Explosion and fire risks
But inhalation isn’t the only potential risk associated with e-cigarettes. Fire hazards associated with traditional smoking are also well known. According to the National Fire Protection Association’s “Latest Estimates of Home Fires Started by Smoking Materials, 2014”, more than 17,000 home structure fires within the U.S. were estimated to have started by smoking materials, including cigarettes, pipes and cigars.

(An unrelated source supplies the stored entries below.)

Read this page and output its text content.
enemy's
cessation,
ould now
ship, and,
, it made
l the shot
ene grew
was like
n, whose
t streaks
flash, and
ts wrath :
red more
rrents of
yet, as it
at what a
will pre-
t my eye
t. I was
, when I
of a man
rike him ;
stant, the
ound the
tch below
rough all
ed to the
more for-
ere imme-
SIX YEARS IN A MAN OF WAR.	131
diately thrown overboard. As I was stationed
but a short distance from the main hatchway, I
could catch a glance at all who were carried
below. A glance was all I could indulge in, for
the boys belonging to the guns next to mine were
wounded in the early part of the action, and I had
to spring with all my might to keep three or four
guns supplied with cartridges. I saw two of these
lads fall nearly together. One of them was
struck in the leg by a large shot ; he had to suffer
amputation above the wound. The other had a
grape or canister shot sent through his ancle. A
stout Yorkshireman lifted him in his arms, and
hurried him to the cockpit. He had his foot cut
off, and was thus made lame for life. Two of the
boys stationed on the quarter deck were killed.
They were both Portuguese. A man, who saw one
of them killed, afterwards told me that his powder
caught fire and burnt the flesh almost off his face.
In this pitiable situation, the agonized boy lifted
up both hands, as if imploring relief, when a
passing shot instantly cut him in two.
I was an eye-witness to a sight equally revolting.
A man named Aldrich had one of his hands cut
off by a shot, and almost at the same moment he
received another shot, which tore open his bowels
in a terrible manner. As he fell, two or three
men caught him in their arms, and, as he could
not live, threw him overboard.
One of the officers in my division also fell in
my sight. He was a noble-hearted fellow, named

In addition, e-cigarettes may pose potential fire and explosion hazards. A report published last year found that, between 2009 and the second quarter of 2015, a total of 92 reported incidents involved overheating and explosions of e-cigarette batteries—as well as fires while the e-cigarettes are in use, with some incidents resulting in life-threatening injury, disability and major property damage. The report also noted there is currently no comprehensive reporting mechanism for e-cigarette fires and explosions.
Such explosions have been linked to overheating of the lithium-ion batteries used to operate many e-cigarette models. Overheating can occur when the batteries are plugged into unsuitable charging units or exposed to high temperatures, or if the batteries are poorly manufactured.
As a result, there have been lawsuits alleging damages from e-cigarette explosions. In 2015, the first reported e-cigarette explosion lawsuit to be tried in the United States concluded with a $1.9 million award. The case in question involved a woman who suffered second-degree burns from an exploding e-cigarette battery. She successfully sued the e-cigarette distributor, a wholesaler and the store that sold the device.
Regulators have also taken action to mitigate potential impacts of exploding e-cigarettes. Of particular concern are e-cigarettes exploding or catching fire on commercial flights. In 2015, the U.S. Federal Aviation Administration reportedly recommended that airlines require passengers keep e-cigarettes and related equipment only in aircraft storage bins. In March 2016, the U.S. Department of Transportation (DOT) banned the use of e-cigarettes in all commercial flights of both domestic and those foreign carriers that operate in, to, and from the U.S. In May 2016, DOT then released its final rules prohibiting passengers from charging e-cigarettes aboard aircraft.
In sum, e-cigarettes may not be as harmless as they appear. They can cause latent bodily injury and harm through chemical exposures. They can also cause immediate property damage and bodily injury through overheating, explosions, and fires. As e-cigarettes grow more popular, properly addressing these risks becomes ever more pressing.
William Mauro is director of commercial casualty product development at ISO, a Verisk Analytics (Nasdaq:VRSK) business.